Ma, a questo punto, l’attuale leader quanto potrebbe restare ancora alla presidenza del consiglio, considerato che, comunque va, i partiti tradizionali nel 2023 vogliono tornare in primo piano e lo scontro di annuncia già di respiro epocale, come battaglia diretta tra centrodestra e centrosinistra. Ma anche in questo caso in entrambi gli schieramenti non appare per ora ancora potersi delineare un leader carismatico. Centrodestra e centrosinistra appaiono fragili. Convivono un po’ agitati sotto lo scettro di Draghi, per il momento. Ma come si potrebbero muovere, una volta lasciati liberi di muoversi? Nella confusione ideologica e organizzativa del momento è di fatto impossibile azzardare previsioni, anche perché nessun partito o movimento dispone d’una organizzazione territoriale diffusa e organizzata come ai tempi della Prima Repubblica.
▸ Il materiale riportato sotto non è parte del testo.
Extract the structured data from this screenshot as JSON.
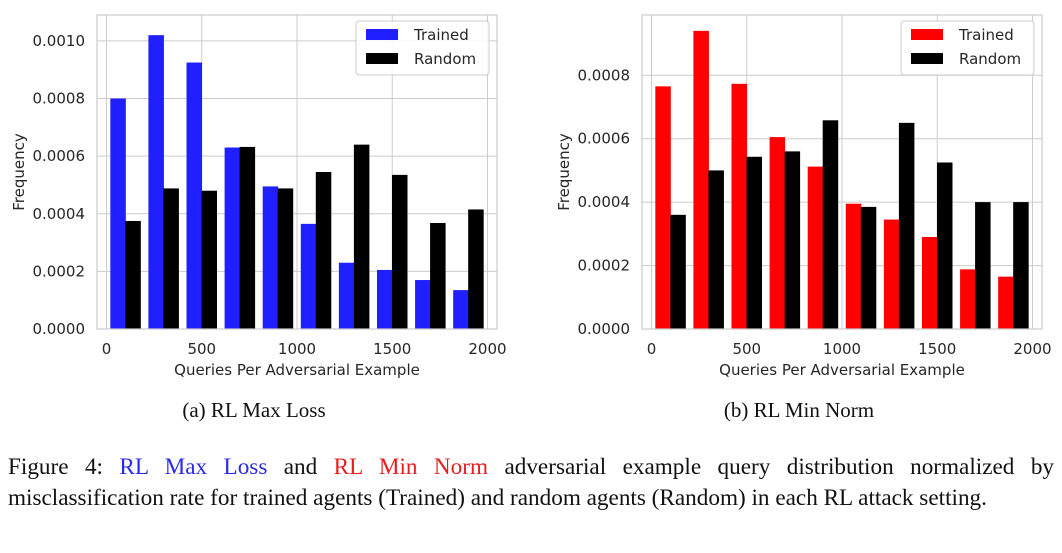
{
  "chart_data": [
    {
      "type": "bar",
      "id": "a",
      "subtitle": "(a) RL Max Loss",
      "xlabel": "Queries Per Adversarial Example",
      "ylabel": "Frequency",
      "xlim": [
        -50,
        2050
      ],
      "ylim": [
        0,
        0.00109
      ],
      "xticks": [
        0,
        500,
        1000,
        1500,
        2000
      ],
      "xtick_labels": [
        "0",
        "500",
        "1000",
        "1500",
        "2000"
      ],
      "yticks": [
        0,
        0.0002,
        0.0004,
        0.0006,
        0.0008,
        0.001
      ],
      "ytick_labels": [
        "0.0000",
        "0.0002",
        "0.0004",
        "0.0006",
        "0.0008",
        "0.0010"
      ],
      "grid": true,
      "legend_position": "top-right",
      "bin_centers": [
        100,
        300,
        500,
        700,
        900,
        1100,
        1300,
        1500,
        1700,
        1900
      ],
      "series": [
        {
          "name": "Trained",
          "color": "#1f1fff",
          "values": [
            0.0008,
            0.00102,
            0.000925,
            0.00063,
            0.000495,
            0.000365,
            0.00023,
            0.000205,
            0.00017,
            0.000135
          ]
        },
        {
          "name": "Random",
          "color": "#000000",
          "values": [
            0.000375,
            0.000488,
            0.00048,
            0.000632,
            0.000488,
            0.000545,
            0.00064,
            0.000535,
            0.000368,
            0.000415
          ]
        }
      ]
    },
    {
      "type": "bar",
      "id": "b",
      "subtitle": "(b) RL Min Norm",
      "xlabel": "Queries Per Adversarial Example",
      "ylabel": "Frequency",
      "xlim": [
        -50,
        2050
      ],
      "ylim": [
        0,
        0.00099
      ],
      "xticks": [
        0,
        500,
        1000,
        1500,
        2000
      ],
      "xtick_labels": [
        "0",
        "500",
        "1000",
        "1500",
        "2000"
      ],
      "yticks": [
        0,
        0.0002,
        0.0004,
        0.0006,
        0.0008
      ],
      "ytick_labels": [
        "0.0000",
        "0.0002",
        "0.0004",
        "0.0006",
        "0.0008"
      ],
      "grid": true,
      "legend_position": "top-right",
      "bin_centers": [
        100,
        300,
        500,
        700,
        900,
        1100,
        1300,
        1500,
        1700,
        1900
      ],
      "series": [
        {
          "name": "Trained",
          "color": "#ff0000",
          "values": [
            0.000765,
            0.00094,
            0.000773,
            0.000605,
            0.000512,
            0.000395,
            0.000345,
            0.00029,
            0.000188,
            0.000165
          ]
        },
        {
          "name": "Random",
          "color": "#000000",
          "values": [
            0.00036,
            0.0005,
            0.000543,
            0.00056,
            0.000658,
            0.000385,
            0.00065,
            0.000525,
            0.0004,
            0.0004
          ]
        }
      ]
    }
  ],
  "caption": {
    "label": "Figure 4: ",
    "term_a": "RL Max Loss",
    "connector": " and ",
    "term_b": "RL Min Norm",
    "rest": " adversarial example query distribution normalized by misclassification rate for trained agents (Trained) and random agents (Random) in each RL attack setting.",
    "term_a_color": "#2a2ae8",
    "term_b_color": "#e81e1e"
  }
}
E’ esiguo il numero degli iscritti anche nei partiti tradizionali della sinistra. E non è facile prevedere come modificherà le sue scelte l’opinione pubblica che, nel breve volgere degli ultimi cinque anni, si è dimostrata volubile e ondivaga. Una condizione psicologica generale che ha subito profonde modificazioni anche per la diffusione della pandemia che ha modificato profondamente la mentalità, le esigenze e le abitudini di tutta la popolazione, oltre che alterare la situazione economica.
Questo spiega il movimento inquieto degli attuali schieramenti attorno ai quali navigano come satelliti molti piccoli movimenti, soprattutto nell’area che un tempo nera considerata il “centro” e che di fatto non esiste più. C’è un fenomeno infine, al di là delle scelte ideologiche di campo, che merita una profonda riflessione : sono anni che s’è interrotto il collegamento tra i partiti e le cosiddetta società civile. Anche in occasione delle ultime vicende elettorali s’è fermato il rapporto di cooptazione tra i partiti e le emergenze professionali (avvocati, commercialisti, medici, imprenditori, manager, docenti universitari, ecc.). La politica non è più attrattiva e non solletica più, oltre che ideologicamente, anche solo come ambizione di carriera i potenziali leader del futuro. Questo fenomeno accentua il regresso intellettuale della elaborazione del pensiero politica e della relativa e conseguente azione amministrativa. Mario Draghi, a 74 anni, rischia di essere un’isola nell’oceano.